With a deteriorating infrastructure that was failing to produce quality cricketing talent, mired in controversies and allegations of nepotism and sexual misconduct, a very capable and seasoned pair of hands was needed to steer the ship back into steady waters.
And that is why the current government went with Najam Sethi, a senior journalist with no prior experience in cricketing matters whatsoever
An unsettled Australian team has historically never done well in England and with problems regarding the team surfacing on this tour, questions are being asked of Australia's ability to match England in the upcoming Ashes. How they counter these problems, according to Tim Lane in the Age, will depend on team unity and the backing that the coaching staff - specifically Mickey Arthur and Pat Howard - can provide to Michael Clarke.
Australian cricket took a long time to accept the concept of a coach. Bob Simpson was the first and he was eventually forced out for being too interventionist. Ian Chappell, who profoundly influenced Australian cricketers over more than one generation, always said coaches were for transportation from hotel to ground. Shane Warne, whose level of influence needs no elaboration, was similarly dismissive. These two are archetypal figures of Australian cricket and their views resonate. Right now, though, it's hard to avoid the view that Clarke needs all the support he can get from off the field. And if that involves tough love, so be it. Those who are causing trouble need to be confronted with the type of coaching discipline footballers expect to receive if they wilfully step out of line.
With the IPL facings its toughest credibility test, the Indian Express' editor-in-chief, Shekhar Gupta, highlights the flaws in the governance of the tournament, including the conflicts of interest that border on corporate fraud and "cricketing permissiveness". The controversy, he says, has presented the BCCI with a critical choice where they can either make the IPL a serious cricket league or reduce it to a mere spectacle.
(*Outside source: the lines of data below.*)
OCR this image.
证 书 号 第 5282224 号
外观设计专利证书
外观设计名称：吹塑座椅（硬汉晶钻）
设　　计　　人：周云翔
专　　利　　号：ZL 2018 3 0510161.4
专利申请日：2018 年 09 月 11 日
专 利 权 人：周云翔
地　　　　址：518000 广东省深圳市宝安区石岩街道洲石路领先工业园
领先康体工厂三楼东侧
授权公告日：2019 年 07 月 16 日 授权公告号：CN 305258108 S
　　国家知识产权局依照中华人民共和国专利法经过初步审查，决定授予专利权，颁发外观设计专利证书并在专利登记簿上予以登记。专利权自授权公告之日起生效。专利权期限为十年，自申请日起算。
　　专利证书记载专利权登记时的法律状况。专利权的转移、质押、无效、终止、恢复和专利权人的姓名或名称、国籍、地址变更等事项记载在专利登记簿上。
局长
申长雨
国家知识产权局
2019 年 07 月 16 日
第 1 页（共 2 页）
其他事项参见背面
Some controversy hits the IPL every year. But this controversy is by far the most crippling. Because this has put the credibility of the very league in doubt. It has brought criticism and apprehension to the minds of all kinds of stakeholders, from politicians, who want to nationalise the BCCI or ban the IPL, to Pepsi, which may want out as its lead sponsor. This time, the BCCI cannot blame a mere individual and hang him. Nor can it rely on the old cynical and lazy notion that cash will solve all problems. It has to clean up not just the IPL, but itself, make a promise of transparency and offer itself voluntarily to some kind of an impartial, outside oversight, if not RTI
Since its inception, the Indian Premier League has gained recognition not just for the talent on display but for the role it has played in sustaining the sport around the world. Given this stature, the recent controversy surrounding the participation of Sri Lankan players and the IPL's response to the issue may have done the game a disservice, writes Mini Kapoor in the Indian Express.
The roll call of names is important because this expedient measure is, in the end, about them. It is not based on some abstract principle of not playing cricket with another country, which, highly debatable though it may have been, would have moved the discussion away from the field of play. As the state of play currently stands, Sri Lankan players are very much part of the IPL, they will play at other venues, and it is only on account of presumed security concerns in Tamil Nadu that they will not be allowed to alight on the Chennai ground. This move is, then, clearly not about using sport as an element of coercive diplomacy to pressure the Sri Lankan government to deliver on devolution, reconciliation and rehabilitation. It is only targeted at a bunch of individuals to make some point -- which is what exactly?